Se han quemado comercios, se han parado en medio de la calle coches de inmigrantes y se han volcado con sus ocupantes dentro. La sede de la ONG Almería Acoge ha sido saqueada, se ha destruido un café en el que a veces se reúnen los miembros de la asociación marroquí ATIME, se ha echado violentamente a los periodistas, un responsable político ha estado a punto de ser linchado. Los inmigrantes tuvieron que huir durante horas por doquier y cerca de doscientos terminaron por refugiarse en una colina de las afueras de la ciudad, rodeados por la policía, que les sirvió de cordón de seguridad.

Ésta es la realidad: en la España democrática del siglo XXI, los inocentes son perseguidos a causa de su pertenencia social (son pobres), confesional (en su mayoría, son musulmanes), nacional (son extranjeros). ¿Cómo se ha llegado a ello? La opinión pública, escandalizada por estos ataques, se hace esta pregunta, pero los responsables saben muy bien por qué y cómo.

Desde hace años "se" ha dejado pudrir la situación. Unos patronos sin escrúpulos tenían necesidad, para aumentar sus beneficios, de mano de obra joven, pobre, sin derechos sociales, sin derechos políticos, y, por tanto, susceptible de sufrir una dictadura pura y dura. Unos dirigentes políticos cerraban los ojos ante esa situación, pues esos trabajadores no votaban y por lo tanto no podían influir en sus carreras. Unas autoridades, acostumbradas a practicar el doble rasero, aterrorizaban con frecuencia a los inmigrantes, les vejaban, con más frecuencia, y, como mínimo, les hacían notar que eran indeseables en un país, en una región, cuyo alto nivel de vida se funda precisamente en sus míseras condiciones de trabajo. Esta conjunción de cobardías inconfesas e irresponsabilidades compartidas ha terminado por desembocar en donde lógicamente debía desembocar: en el llamamiento al asesinato. Y este 6 de febrero se ha oído en El Ejido: ¡muerte al inmigrante, al moro!

¿Qué decir ante tal escándalo? ¿Qué hacer? Respecto a la imagen de España, este día será uno de los más sombríos desde el fin del franquismo; respecto a los partidos políticos, deben saber que si quieren jugar con el racismo, lo pagarán muy caro y provocarán que vuelvan con fuerza los viejos demonios que tanto mal han hecho a este país; respecto al Gobierno, la lección es todavía más importante: debe comprender que el reconocimiento de los derechos de los inmigrantes es una condición indispensable para el fortalecimiento del Estado de derecho y para la participación en los valores básicos de la civilización moderna.

Frente a la razón de la fuerza hay que imponer la fuerza de la razón.

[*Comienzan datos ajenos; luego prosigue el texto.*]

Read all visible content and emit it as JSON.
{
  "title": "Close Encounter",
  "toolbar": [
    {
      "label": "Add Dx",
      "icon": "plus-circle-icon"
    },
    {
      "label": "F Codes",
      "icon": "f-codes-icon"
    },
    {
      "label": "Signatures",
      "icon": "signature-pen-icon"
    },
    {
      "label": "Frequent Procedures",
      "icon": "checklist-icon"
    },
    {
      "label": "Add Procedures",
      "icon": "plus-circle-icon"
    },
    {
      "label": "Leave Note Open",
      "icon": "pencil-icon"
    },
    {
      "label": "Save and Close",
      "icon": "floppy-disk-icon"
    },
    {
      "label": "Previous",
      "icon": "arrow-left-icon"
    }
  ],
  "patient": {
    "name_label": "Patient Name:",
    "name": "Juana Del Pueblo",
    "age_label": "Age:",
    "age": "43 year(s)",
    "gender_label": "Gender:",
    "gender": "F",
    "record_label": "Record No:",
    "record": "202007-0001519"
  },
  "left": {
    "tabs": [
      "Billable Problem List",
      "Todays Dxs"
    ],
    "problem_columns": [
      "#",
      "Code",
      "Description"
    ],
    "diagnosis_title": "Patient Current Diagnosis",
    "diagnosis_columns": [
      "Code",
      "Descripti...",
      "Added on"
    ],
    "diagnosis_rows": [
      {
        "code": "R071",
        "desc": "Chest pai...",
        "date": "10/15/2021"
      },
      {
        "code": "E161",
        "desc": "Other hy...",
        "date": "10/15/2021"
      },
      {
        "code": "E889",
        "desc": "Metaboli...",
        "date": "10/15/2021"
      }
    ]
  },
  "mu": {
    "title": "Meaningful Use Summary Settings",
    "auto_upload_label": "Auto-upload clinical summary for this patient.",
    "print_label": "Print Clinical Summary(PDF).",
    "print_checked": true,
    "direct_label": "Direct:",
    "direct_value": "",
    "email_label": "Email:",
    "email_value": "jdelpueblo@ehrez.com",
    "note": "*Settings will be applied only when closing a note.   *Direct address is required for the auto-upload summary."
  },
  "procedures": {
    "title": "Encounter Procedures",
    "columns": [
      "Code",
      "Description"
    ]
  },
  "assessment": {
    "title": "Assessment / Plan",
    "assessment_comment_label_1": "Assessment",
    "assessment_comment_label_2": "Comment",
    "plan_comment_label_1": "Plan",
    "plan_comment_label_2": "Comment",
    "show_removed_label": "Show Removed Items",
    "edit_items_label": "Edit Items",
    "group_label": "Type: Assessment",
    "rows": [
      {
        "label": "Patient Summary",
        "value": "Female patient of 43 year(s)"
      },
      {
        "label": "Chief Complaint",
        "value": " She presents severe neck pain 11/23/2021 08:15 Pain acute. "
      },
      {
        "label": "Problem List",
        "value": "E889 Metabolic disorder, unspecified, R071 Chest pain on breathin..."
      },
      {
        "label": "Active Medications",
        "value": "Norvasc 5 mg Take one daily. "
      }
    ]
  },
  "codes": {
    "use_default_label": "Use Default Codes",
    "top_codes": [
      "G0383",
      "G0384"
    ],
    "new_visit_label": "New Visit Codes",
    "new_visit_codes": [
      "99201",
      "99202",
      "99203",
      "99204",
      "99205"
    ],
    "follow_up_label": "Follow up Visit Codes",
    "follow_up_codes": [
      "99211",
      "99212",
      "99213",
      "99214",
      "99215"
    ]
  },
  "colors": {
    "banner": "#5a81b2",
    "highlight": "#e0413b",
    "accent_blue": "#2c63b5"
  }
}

Se quiere excluir la Austria de Haider del concierto de las naciones democráticas. En El Ejido, en Andalucía, aunque no toda la población es culpable, hay que reconocer que, hasta el momento, son los haider locales los que dictan la ley.

Juan Goytisolo es escritor. Sami Naïr es parlamentario europeo por el Partido Socialista francés.